The ‘Officina Nacional Por Eleciones’ of Peru currently has about 94 percent of the votes returned. Lopez Aliaga is a member of what has been termed a Peruvian ultraconservative party. The institution of ONPE is currently being questioned by left-wing and far-left voices in Peru and in general has been questioned as a source of valid votes in previous elections, such as the 2000 Peruvian presidential election, where Alberto Fujimori won his third term. This is operatively not a good thing.
Conclusion
In order to understand the case of Peru, first we should look at the case of Socrates, who infamously would not apologize for being prosecuted during his own trial, “But do you see, Socrates, that the opinion of the many must be regarded, as is evident in your own case, ”(“Crito”, 400 B.C.)
From this quote, we can see in this platonic dialog, Plato trying to reconcile Socrates’ action and his own thoughts. Socrates famously in his apology to the Athenian people for the crimes levied against him at trial, used it to rail against the Athenian people and his charges. So, why did he do this? Why is this writer bringing it up? Plato, and particularly his work The Republic was used in justifying the political theory of many conservative and far-right thinkers, as Plato struggles to reconcile with the idea that people can be wrong, and that a democracy executed his teacher.
To bring this back to Perú: Peru, despite its many failings, is a nation that can be changed, but not inherently that it must. That it must get rid of its institutional decay that has led to racist outcomes, but that it must also keep democratic and re-establish ‘liberal democratic’ institutions.

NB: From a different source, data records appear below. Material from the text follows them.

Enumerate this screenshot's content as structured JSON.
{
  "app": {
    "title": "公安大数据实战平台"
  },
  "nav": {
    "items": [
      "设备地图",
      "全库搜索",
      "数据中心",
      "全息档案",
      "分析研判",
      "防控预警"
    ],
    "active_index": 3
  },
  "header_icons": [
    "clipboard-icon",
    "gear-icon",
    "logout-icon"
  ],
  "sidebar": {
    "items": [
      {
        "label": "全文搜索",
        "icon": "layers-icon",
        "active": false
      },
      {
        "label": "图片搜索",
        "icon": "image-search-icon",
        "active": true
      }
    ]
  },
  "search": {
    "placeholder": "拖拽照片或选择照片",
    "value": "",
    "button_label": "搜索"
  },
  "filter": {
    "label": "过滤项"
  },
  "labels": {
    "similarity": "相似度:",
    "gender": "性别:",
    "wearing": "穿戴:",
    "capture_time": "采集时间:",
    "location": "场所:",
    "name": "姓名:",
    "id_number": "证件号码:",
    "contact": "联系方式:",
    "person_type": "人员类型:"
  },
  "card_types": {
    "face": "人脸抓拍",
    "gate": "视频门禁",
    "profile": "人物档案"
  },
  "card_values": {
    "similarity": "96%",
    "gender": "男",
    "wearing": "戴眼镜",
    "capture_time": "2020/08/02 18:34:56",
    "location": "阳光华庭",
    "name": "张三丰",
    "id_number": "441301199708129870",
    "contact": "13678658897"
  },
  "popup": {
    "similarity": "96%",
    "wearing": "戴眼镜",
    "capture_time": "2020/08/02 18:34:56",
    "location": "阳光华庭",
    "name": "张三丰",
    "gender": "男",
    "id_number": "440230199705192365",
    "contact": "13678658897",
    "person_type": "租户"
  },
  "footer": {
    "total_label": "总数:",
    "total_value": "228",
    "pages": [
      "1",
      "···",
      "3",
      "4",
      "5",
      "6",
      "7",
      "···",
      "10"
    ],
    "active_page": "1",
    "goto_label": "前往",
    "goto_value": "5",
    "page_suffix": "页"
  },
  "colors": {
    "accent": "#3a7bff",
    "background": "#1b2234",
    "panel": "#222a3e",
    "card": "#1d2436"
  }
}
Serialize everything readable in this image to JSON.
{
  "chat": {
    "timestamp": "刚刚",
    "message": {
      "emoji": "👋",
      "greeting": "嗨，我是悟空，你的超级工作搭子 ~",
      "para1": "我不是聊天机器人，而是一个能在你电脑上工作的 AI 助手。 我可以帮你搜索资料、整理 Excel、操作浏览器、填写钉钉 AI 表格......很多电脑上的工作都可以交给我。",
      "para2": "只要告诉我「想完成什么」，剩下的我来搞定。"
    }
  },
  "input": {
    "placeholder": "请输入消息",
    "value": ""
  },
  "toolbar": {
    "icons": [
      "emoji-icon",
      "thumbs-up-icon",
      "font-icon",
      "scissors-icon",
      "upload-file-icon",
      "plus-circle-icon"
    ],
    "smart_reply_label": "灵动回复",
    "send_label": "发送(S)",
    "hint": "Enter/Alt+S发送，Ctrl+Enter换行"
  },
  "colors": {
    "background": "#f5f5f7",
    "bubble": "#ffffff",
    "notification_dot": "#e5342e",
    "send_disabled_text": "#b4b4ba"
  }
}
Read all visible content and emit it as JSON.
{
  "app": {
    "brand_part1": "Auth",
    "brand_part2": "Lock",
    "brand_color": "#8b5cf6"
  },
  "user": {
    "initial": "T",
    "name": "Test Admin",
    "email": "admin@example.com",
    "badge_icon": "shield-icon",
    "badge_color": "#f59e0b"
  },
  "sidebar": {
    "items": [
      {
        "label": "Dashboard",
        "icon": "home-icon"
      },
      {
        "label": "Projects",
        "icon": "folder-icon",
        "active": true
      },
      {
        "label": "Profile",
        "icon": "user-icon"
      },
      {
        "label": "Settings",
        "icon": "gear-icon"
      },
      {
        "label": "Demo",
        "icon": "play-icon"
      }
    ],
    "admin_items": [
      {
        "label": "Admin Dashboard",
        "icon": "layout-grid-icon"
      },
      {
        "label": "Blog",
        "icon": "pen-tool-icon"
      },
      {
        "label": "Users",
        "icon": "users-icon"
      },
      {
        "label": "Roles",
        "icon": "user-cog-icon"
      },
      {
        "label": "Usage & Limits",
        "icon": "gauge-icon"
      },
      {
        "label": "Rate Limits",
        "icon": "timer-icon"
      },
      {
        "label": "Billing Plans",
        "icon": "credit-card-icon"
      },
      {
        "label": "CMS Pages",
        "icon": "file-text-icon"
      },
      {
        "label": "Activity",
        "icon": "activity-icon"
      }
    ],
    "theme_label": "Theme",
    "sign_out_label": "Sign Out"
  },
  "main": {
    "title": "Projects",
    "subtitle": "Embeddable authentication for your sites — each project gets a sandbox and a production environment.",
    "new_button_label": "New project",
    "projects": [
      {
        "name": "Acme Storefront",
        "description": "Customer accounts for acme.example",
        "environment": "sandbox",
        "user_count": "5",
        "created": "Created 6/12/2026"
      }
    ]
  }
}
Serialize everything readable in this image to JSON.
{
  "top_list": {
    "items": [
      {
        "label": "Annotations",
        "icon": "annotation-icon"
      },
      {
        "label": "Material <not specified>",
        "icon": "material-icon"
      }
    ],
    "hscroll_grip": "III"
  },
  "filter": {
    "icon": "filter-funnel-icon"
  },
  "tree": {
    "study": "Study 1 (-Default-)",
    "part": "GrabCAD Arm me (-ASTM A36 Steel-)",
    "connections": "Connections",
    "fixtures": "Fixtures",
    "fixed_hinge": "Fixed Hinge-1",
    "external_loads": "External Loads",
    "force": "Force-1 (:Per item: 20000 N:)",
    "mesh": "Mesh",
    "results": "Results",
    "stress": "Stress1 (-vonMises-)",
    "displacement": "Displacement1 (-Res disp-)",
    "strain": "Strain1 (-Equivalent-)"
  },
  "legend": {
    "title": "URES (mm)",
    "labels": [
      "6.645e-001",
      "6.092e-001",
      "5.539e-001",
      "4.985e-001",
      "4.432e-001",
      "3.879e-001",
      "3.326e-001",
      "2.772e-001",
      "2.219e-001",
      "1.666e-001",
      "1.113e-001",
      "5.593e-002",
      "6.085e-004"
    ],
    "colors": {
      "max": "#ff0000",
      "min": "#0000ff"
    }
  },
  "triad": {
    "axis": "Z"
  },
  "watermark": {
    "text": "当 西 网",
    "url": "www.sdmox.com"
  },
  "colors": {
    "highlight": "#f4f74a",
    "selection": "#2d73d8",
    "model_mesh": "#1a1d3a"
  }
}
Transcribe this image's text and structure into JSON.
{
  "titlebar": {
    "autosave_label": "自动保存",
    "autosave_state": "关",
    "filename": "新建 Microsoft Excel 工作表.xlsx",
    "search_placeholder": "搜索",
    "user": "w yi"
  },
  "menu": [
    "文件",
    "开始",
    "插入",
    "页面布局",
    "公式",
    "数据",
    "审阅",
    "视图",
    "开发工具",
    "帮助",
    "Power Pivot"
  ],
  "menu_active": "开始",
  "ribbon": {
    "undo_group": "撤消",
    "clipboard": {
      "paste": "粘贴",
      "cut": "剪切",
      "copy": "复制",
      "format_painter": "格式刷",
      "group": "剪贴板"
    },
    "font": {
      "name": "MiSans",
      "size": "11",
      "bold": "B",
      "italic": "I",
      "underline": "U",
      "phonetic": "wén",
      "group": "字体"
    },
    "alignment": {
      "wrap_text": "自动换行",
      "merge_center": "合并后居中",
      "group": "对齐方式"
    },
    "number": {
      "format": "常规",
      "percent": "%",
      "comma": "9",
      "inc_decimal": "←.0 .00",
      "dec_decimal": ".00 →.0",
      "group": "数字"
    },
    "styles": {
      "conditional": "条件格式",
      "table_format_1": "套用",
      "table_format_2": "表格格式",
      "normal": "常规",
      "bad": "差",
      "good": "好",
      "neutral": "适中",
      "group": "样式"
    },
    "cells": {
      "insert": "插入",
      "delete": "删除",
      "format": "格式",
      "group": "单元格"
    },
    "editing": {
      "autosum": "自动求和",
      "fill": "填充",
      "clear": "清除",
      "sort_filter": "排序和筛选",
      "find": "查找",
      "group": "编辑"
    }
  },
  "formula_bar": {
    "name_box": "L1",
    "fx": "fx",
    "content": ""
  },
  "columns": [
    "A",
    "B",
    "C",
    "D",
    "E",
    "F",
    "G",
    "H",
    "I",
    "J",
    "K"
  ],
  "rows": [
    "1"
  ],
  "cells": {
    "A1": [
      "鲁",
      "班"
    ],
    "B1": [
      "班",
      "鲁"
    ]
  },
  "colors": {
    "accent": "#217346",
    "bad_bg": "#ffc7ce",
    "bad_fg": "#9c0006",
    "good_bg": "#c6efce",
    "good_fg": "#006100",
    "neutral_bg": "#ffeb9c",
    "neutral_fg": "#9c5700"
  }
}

But to not note the fact that Peru is failing is a failure of analysis that engages in structural failure of one’s own nature. Or rather, existentialist and constructivist ideals applied practically can result in: something. Something more than nothing is better than nothing. Or rather, if we are to think and speak and act, then something may be done about what can be done.
Taken from the Democratic Socialists of America, which this writer has been previously an active organizer and card-carrying member of since 2020, “a better future is possible.” Not likely, or inevitable, but possible. In the choice between socialism and barbarism, we will often find that many will hesitate. But one should always not choose fascism.
One can say that there is no purpose, or that life is simply for the living to be made. But that, to this writer’s mind, is reductive. To think of Iris Young, in her work “The Sovereignty of Good Over Other Concepts”, we must as humans, simply understand implicitly what is right and wrong. That this concept of good and bad, while not necessarily always the same for all people, must be allowed to be the supreme concept in moral philosophy. Because, if we cannot agree on that simple idea, what may we agree on?
In the mind of this writer, however, the pursuit of that trivially, without purpose, and without cause is frustrating. And its values will go with it, without an America or any other power backing the ideals of liberal democracy, as is the case in the modern world. There will be no more committees. There will be Keiko Fujimori, guns, and bloodshed on the streets. And, that’s not a future any Peruvian wants for their own nation, their people, and their constitution. The best way to do this, is to implement constitutional change, and renewal, through means that are democratically legitimate.
The President of the poor is now rotting in jail, because the congress that arguably illegally removed him, was of a more right-leaning composition. Now, in Peru, our current constitution has produced since the removal of Pedro Pablo Kuzcinsky in 2018, eight presidents. Without a leader, without a congress with checks on their power, we have no effective government. This will, at some point in time, lead to more blood on the streets than it already has. And this writer would greatly prefer that no life is lost in the pursuit of something as trivial as politics.